Bayern fight to keep Champions League winning squad

Bayern Munich are already fighting to stop their treble-winning squad breaking up in the wake of their Champions League triumph despite sweeping all before them in Europe this season.


The German giants partied through the night in Lisbon after Kingsley Coman’s second-half header – Bayern’s 500th Champions League goal – sealed a 1-0 win over Paris Saint-Germain in Sunday’s hotly-contested final.


“The best team in Europe wears red,” boasted Munich-based newspaper Sueddeutsche Zeitung on its Monday front page, yet Bayern are already in danger of losing some stars.
Both central midfielder Thiago Alcantara, 29, who has made it clear he wants a fresh challenge and has been linked to Liverpool, and centre-back David Alaba, 28, have stalled over extension talks with a year left on their contracts.


“I don’t know,” admitted head coach Hansi Flick when asked if Alcantara had played his last Bayern game.
“He doesn’t know himself because all the concentration has been 100 per cent on the Champions League final.”
Flick expects to know more in the “next few days” while board member Oliver Kahn is “very, very” optimistic of keeping hold of Alaba, the only Bayern academy product in the first team.

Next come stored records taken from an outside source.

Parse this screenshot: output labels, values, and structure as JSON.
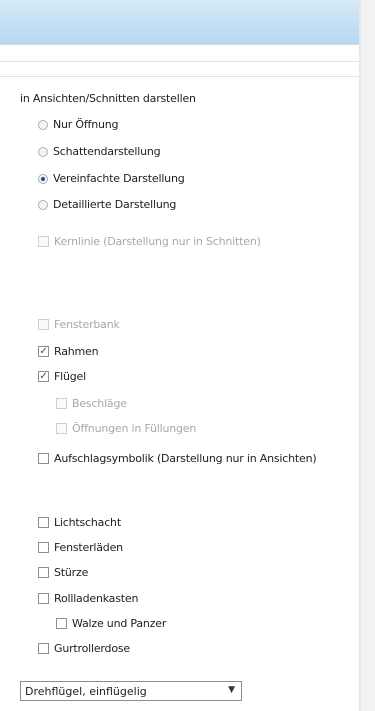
{
  "section_title": "in Ansichten/Schnitten darstellen",
  "radios": [
    {
      "label": "Nur Öffnung",
      "selected": false,
      "disabled": false
    },
    {
      "label": "Schattendarstellung",
      "selected": false,
      "disabled": false
    },
    {
      "label": "Vereinfachte Darstellung",
      "selected": true,
      "disabled": false
    },
    {
      "label": "Detaillierte Darstellung",
      "selected": false,
      "disabled": false
    }
  ],
  "checks": [
    {
      "label": "Kernlinie (Darstellung nur in Schnitten)",
      "checked": false,
      "disabled": true
    },
    {
      "label": "Fensterbank",
      "checked": false,
      "disabled": true
    },
    {
      "label": "Rahmen",
      "checked": true,
      "disabled": false
    },
    {
      "label": "Flügel",
      "checked": true,
      "disabled": false
    },
    {
      "label": "Beschläge",
      "checked": false,
      "disabled": true
    },
    {
      "label": "Öffnungen in Füllungen",
      "checked": false,
      "disabled": true
    },
    {
      "label": "Aufschlagsymbolik (Darstellung nur in Ansichten)",
      "checked": false,
      "disabled": false
    },
    {
      "label": "Lichtschacht",
      "checked": false,
      "disabled": false
    },
    {
      "label": "Fensterläden",
      "checked": false,
      "disabled": false
    },
    {
      "label": "Stürze",
      "checked": false,
      "disabled": false
    },
    {
      "label": "Rollladenkasten",
      "checked": false,
      "disabled": false
    },
    {
      "label": "Walze und Panzer",
      "checked": false,
      "disabled": false
    },
    {
      "label": "Gurtrollerdose",
      "checked": false,
      "disabled": false
    }
  ],
  "dropdown": {
    "value": "Drehflügel, einflügelig",
    "icon": "chevron-down-icon"
  }
}
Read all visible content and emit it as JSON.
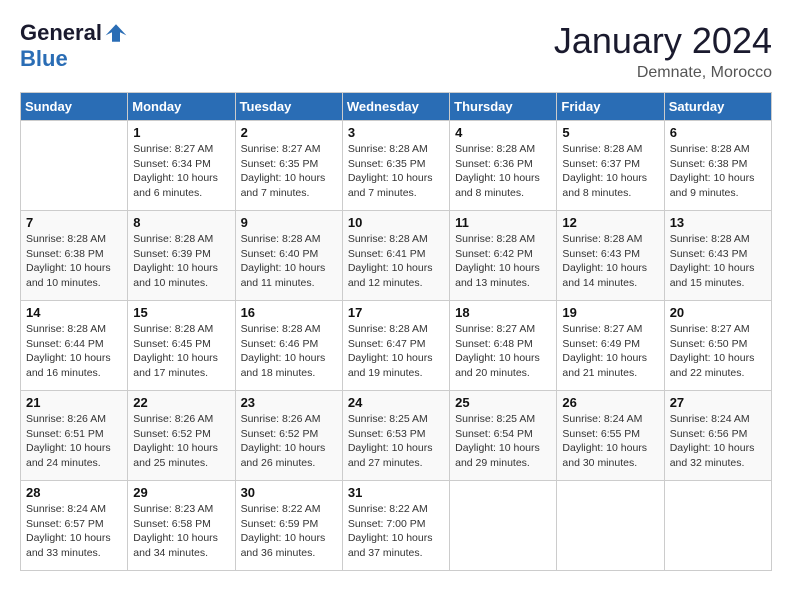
{
  "logo": {
    "general": "General",
    "blue": "Blue"
  },
  "title": "January 2024",
  "location": "Demnate, Morocco",
  "days_header": [
    "Sunday",
    "Monday",
    "Tuesday",
    "Wednesday",
    "Thursday",
    "Friday",
    "Saturday"
  ],
  "weeks": [
    [
      {
        "num": "",
        "sunrise": "",
        "sunset": "",
        "daylight": ""
      },
      {
        "num": "1",
        "sunrise": "Sunrise: 8:27 AM",
        "sunset": "Sunset: 6:34 PM",
        "daylight": "Daylight: 10 hours and 6 minutes."
      },
      {
        "num": "2",
        "sunrise": "Sunrise: 8:27 AM",
        "sunset": "Sunset: 6:35 PM",
        "daylight": "Daylight: 10 hours and 7 minutes."
      },
      {
        "num": "3",
        "sunrise": "Sunrise: 8:28 AM",
        "sunset": "Sunset: 6:35 PM",
        "daylight": "Daylight: 10 hours and 7 minutes."
      },
      {
        "num": "4",
        "sunrise": "Sunrise: 8:28 AM",
        "sunset": "Sunset: 6:36 PM",
        "daylight": "Daylight: 10 hours and 8 minutes."
      },
      {
        "num": "5",
        "sunrise": "Sunrise: 8:28 AM",
        "sunset": "Sunset: 6:37 PM",
        "daylight": "Daylight: 10 hours and 8 minutes."
      },
      {
        "num": "6",
        "sunrise": "Sunrise: 8:28 AM",
        "sunset": "Sunset: 6:38 PM",
        "daylight": "Daylight: 10 hours and 9 minutes."
      }
    ],
    [
      {
        "num": "7",
        "sunrise": "Sunrise: 8:28 AM",
        "sunset": "Sunset: 6:38 PM",
        "daylight": "Daylight: 10 hours and 10 minutes."
      },
      {
        "num": "8",
        "sunrise": "Sunrise: 8:28 AM",
        "sunset": "Sunset: 6:39 PM",
        "daylight": "Daylight: 10 hours and 10 minutes."
      },
      {
        "num": "9",
        "sunrise": "Sunrise: 8:28 AM",
        "sunset": "Sunset: 6:40 PM",
        "daylight": "Daylight: 10 hours and 11 minutes."
      },
      {
        "num": "10",
        "sunrise": "Sunrise: 8:28 AM",
        "sunset": "Sunset: 6:41 PM",
        "daylight": "Daylight: 10 hours and 12 minutes."
      },
      {
        "num": "11",
        "sunrise": "Sunrise: 8:28 AM",
        "sunset": "Sunset: 6:42 PM",
        "daylight": "Daylight: 10 hours and 13 minutes."
      },
      {
        "num": "12",
        "sunrise": "Sunrise: 8:28 AM",
        "sunset": "Sunset: 6:43 PM",
        "daylight": "Daylight: 10 hours and 14 minutes."
      },
      {
        "num": "13",
        "sunrise": "Sunrise: 8:28 AM",
        "sunset": "Sunset: 6:43 PM",
        "daylight": "Daylight: 10 hours and 15 minutes."
      }
    ],
    [
      {
        "num": "14",
        "sunrise": "Sunrise: 8:28 AM",
        "sunset": "Sunset: 6:44 PM",
        "daylight": "Daylight: 10 hours and 16 minutes."
      },
      {
        "num": "15",
        "sunrise": "Sunrise: 8:28 AM",
        "sunset": "Sunset: 6:45 PM",
        "daylight": "Daylight: 10 hours and 17 minutes."
      },
      {
        "num": "16",
        "sunrise": "Sunrise: 8:28 AM",
        "sunset": "Sunset: 6:46 PM",
        "daylight": "Daylight: 10 hours and 18 minutes."
      },
      {
        "num": "17",
        "sunrise": "Sunrise: 8:28 AM",
        "sunset": "Sunset: 6:47 PM",
        "daylight": "Daylight: 10 hours and 19 minutes."
      },
      {
        "num": "18",
        "sunrise": "Sunrise: 8:27 AM",
        "sunset": "Sunset: 6:48 PM",
        "daylight": "Daylight: 10 hours and 20 minutes."
      },
      {
        "num": "19",
        "sunrise": "Sunrise: 8:27 AM",
        "sunset": "Sunset: 6:49 PM",
        "daylight": "Daylight: 10 hours and 21 minutes."
      },
      {
        "num": "20",
        "sunrise": "Sunrise: 8:27 AM",
        "sunset": "Sunset: 6:50 PM",
        "daylight": "Daylight: 10 hours and 22 minutes."
      }
    ],
    [
      {
        "num": "21",
        "sunrise": "Sunrise: 8:26 AM",
        "sunset": "Sunset: 6:51 PM",
        "daylight": "Daylight: 10 hours and 24 minutes."
      },
      {
        "num": "22",
        "sunrise": "Sunrise: 8:26 AM",
        "sunset": "Sunset: 6:52 PM",
        "daylight": "Daylight: 10 hours and 25 minutes."
      },
      {
        "num": "23",
        "sunrise": "Sunrise: 8:26 AM",
        "sunset": "Sunset: 6:52 PM",
        "daylight": "Daylight: 10 hours and 26 minutes."
      },
      {
        "num": "24",
        "sunrise": "Sunrise: 8:25 AM",
        "sunset": "Sunset: 6:53 PM",
        "daylight": "Daylight: 10 hours and 27 minutes."
      },
      {
        "num": "25",
        "sunrise": "Sunrise: 8:25 AM",
        "sunset": "Sunset: 6:54 PM",
        "daylight": "Daylight: 10 hours and 29 minutes."
      },
      {
        "num": "26",
        "sunrise": "Sunrise: 8:24 AM",
        "sunset": "Sunset: 6:55 PM",
        "daylight": "Daylight: 10 hours and 30 minutes."
      },
      {
        "num": "27",
        "sunrise": "Sunrise: 8:24 AM",
        "sunset": "Sunset: 6:56 PM",
        "daylight": "Daylight: 10 hours and 32 minutes."
      }
    ],
    [
      {
        "num": "28",
        "sunrise": "Sunrise: 8:24 AM",
        "sunset": "Sunset: 6:57 PM",
        "daylight": "Daylight: 10 hours and 33 minutes."
      },
      {
        "num": "29",
        "sunrise": "Sunrise: 8:23 AM",
        "sunset": "Sunset: 6:58 PM",
        "daylight": "Daylight: 10 hours and 34 minutes."
      },
      {
        "num": "30",
        "sunrise": "Sunrise: 8:22 AM",
        "sunset": "Sunset: 6:59 PM",
        "daylight": "Daylight: 10 hours and 36 minutes."
      },
      {
        "num": "31",
        "sunrise": "Sunrise: 8:22 AM",
        "sunset": "Sunset: 7:00 PM",
        "daylight": "Daylight: 10 hours and 37 minutes."
      },
      {
        "num": "",
        "sunrise": "",
        "sunset": "",
        "daylight": ""
      },
      {
        "num": "",
        "sunrise": "",
        "sunset": "",
        "daylight": ""
      },
      {
        "num": "",
        "sunrise": "",
        "sunset": "",
        "daylight": ""
      }
    ]
  ]
}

Alaba, one of the first to console PSG’s weeping star Neymar after the final whistle, has been linked to Manchester City.
One Bayern star has already left with Brazil playmaker Philippe Coutinho heading back to Barcelona after a year-long loan deal.
“I will work to make sure that the things that haven’t happened so far will happen for me next season,” vowed Coutinho, now seeking to reboot his career in a Barcelona side rebuilding after the 8-2 thrashing by Bayern in the quarterfinals.

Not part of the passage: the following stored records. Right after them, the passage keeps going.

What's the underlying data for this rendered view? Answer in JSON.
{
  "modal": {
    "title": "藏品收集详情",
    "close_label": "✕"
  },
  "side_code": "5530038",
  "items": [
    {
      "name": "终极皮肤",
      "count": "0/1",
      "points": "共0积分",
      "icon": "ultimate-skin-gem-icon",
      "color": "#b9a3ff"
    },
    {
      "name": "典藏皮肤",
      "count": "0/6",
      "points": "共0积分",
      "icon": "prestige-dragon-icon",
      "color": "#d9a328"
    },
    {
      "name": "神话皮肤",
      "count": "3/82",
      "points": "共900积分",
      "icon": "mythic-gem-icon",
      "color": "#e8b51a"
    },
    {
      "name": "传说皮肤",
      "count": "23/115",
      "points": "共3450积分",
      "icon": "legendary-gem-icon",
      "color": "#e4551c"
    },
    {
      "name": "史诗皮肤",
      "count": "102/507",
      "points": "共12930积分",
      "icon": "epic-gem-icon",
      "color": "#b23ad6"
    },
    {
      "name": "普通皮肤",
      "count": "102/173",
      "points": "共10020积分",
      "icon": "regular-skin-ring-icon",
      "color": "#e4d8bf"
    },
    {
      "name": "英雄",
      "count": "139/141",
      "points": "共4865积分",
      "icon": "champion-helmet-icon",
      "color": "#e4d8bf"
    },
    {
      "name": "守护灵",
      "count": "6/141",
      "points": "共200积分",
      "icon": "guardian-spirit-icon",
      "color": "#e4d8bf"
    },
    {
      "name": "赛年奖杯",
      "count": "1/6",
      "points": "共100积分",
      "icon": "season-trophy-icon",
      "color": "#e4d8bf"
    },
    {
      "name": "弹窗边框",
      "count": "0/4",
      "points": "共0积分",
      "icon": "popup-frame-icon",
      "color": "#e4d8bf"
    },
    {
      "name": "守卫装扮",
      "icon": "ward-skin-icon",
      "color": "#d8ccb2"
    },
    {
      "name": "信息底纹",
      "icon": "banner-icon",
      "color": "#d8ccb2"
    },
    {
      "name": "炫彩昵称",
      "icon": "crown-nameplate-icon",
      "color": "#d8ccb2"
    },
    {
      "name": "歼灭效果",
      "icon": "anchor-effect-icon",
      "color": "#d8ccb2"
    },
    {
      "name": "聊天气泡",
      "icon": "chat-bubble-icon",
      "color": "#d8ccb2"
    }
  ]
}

Bayern became the first club to win all 11 matches in the course of their Champions League campaign, scoring 43 goals, a tally second only to Barcelona’s record haul of 45 in 1999/00.
Under Flick, Bayern finished the season with a 21-game winning streak to sweep the treble of an eighth straight Bundesliga title, also lifting both the Champions League and German Cup trophies.
In his first role in charge of a Bundesliga club, Flick is the only coach to win his opening eight Champions League games.